A la mort de leur père passionné de chasse aux fauves, Guillaume, officier de police, propose à son demi-frère Armand, un laissé pour compte, de prendre en gérance le bowling qu’il a hérité de leur père et d’habiter l’appartement paternel situé dans le même immeuble. Armand refuse d’abord puis accepte. Il tente bientôt de modifier les habitudes du lieu en organisant des soirées réservées aux femmes et en tentant d’écarter les chasseurs amis de son père qui en ont fait leur lieu favori. Au tiers du film, on assiste à une scène de violence sexuelle insoutenable, quand Armand attire chez lui une des clientes du bowling pour une baise qui se termine en massacre, après quoi le meurtrier enveloppe soigneusement le cadavre nu dans une bâche pour l’emmener dans sa camionnette dans la nuit… Le lendemain Guillaume est averti de la découverte du cadavre d’une autre jeune femme nue, et l’enquête commence…

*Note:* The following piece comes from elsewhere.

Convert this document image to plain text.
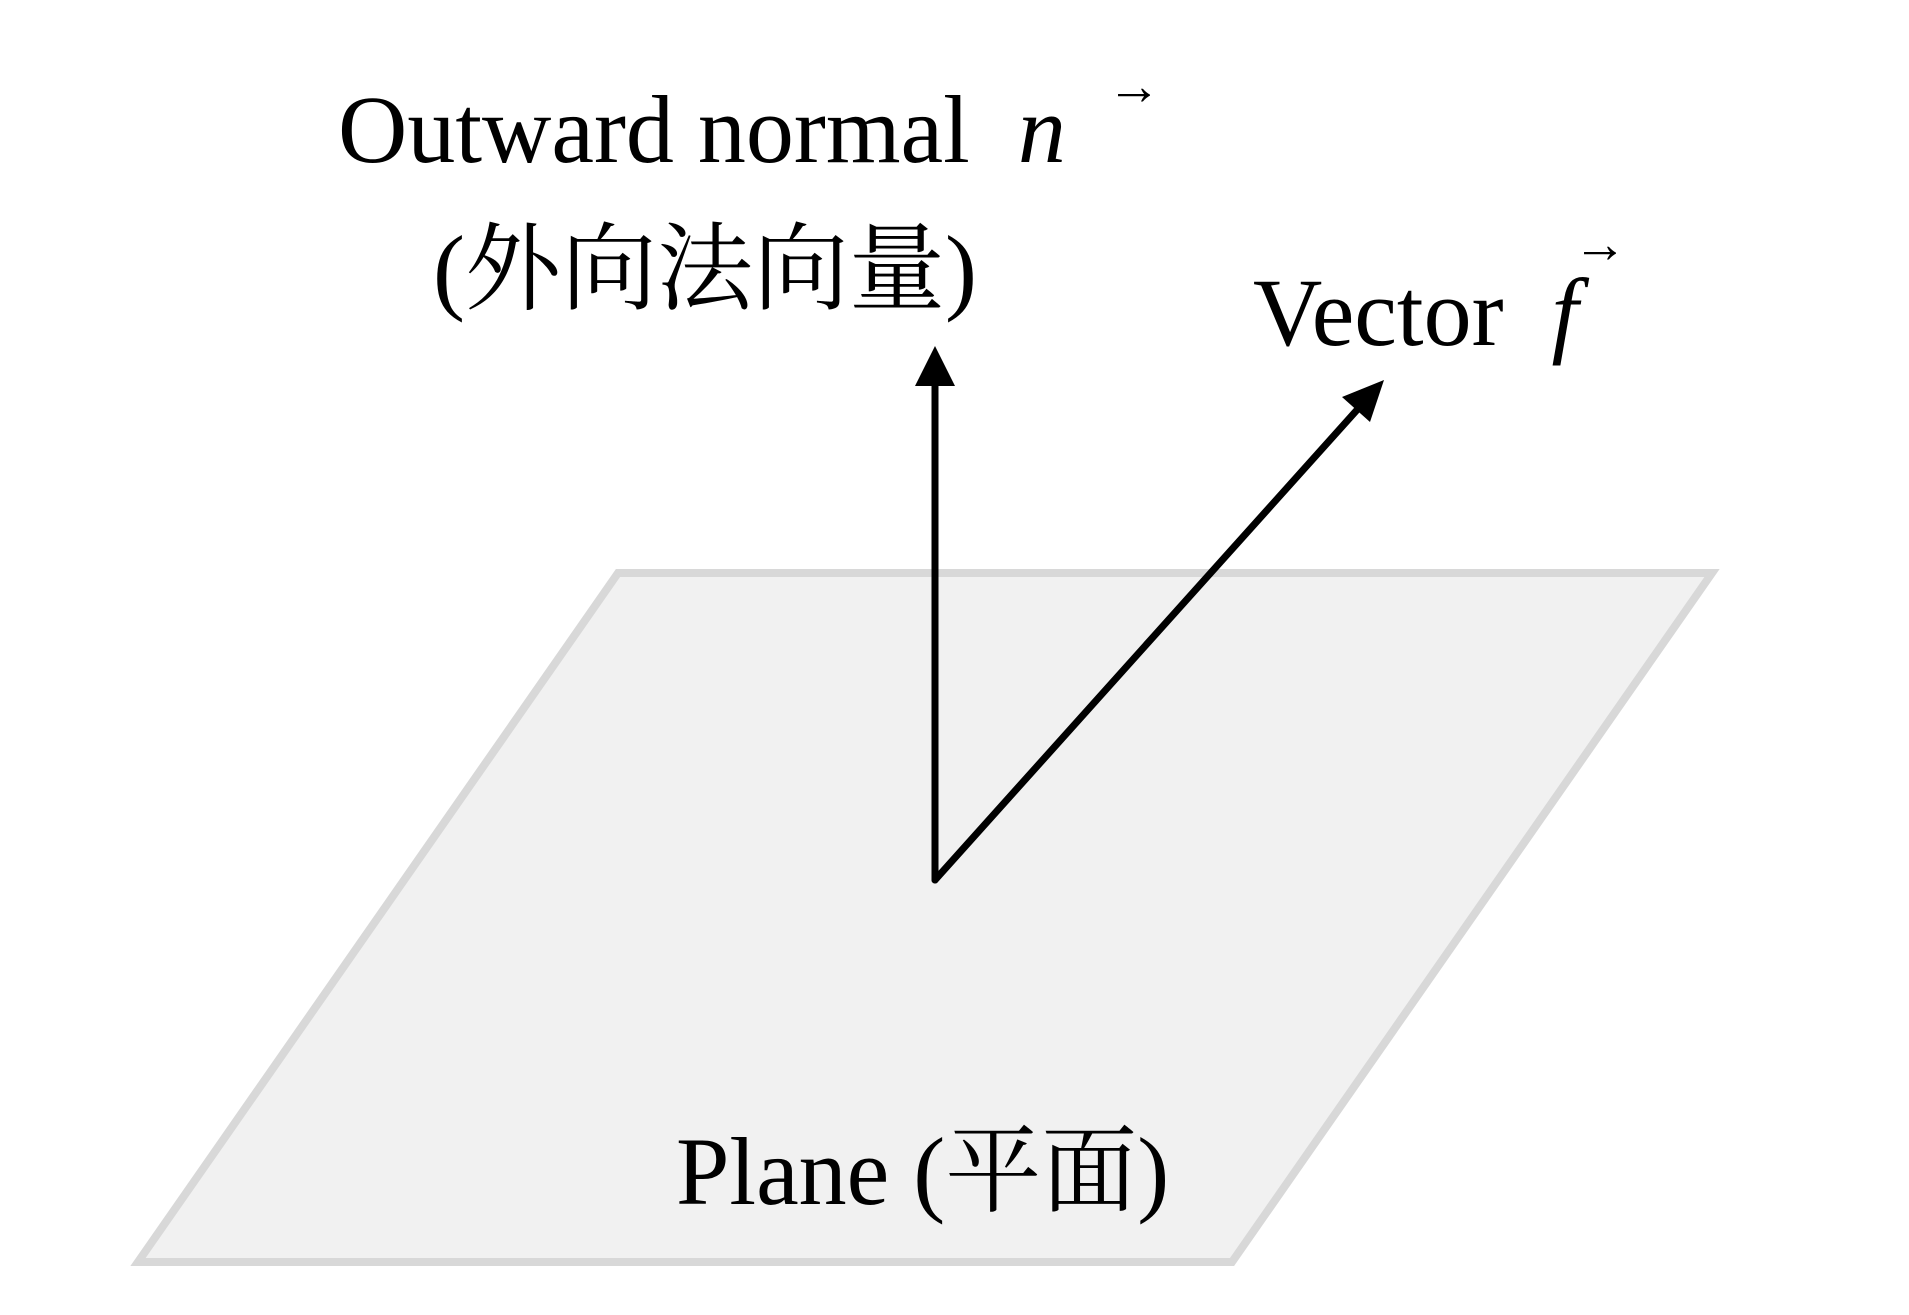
Outward normal n →
(外向法向量)	Vector f
→
Plane (平面)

Cette scène hyper violente est pourtant la seule intéressante – son côté insoutenable suggère la possibilité d’une lecture critique de la violence masculine : c’est tellement affreux qu’il semble impossible que quiconque puisse y prendre du plaisir ; de plus, on a vu la jeune femme victime dans le bowling puis dans l’ascenseur, où elle s’interroge sur sa facilité à suivre un homme qu’elle ne connaît pas, réflexion tragiquement prémonitoire qui donne au personnage un semblant d’humanité, mais cette ligne ne sera pas poursuivie : par la suite le récit bascule complètement du côté des deux frères et les femmes ne sont plus que des cadavres.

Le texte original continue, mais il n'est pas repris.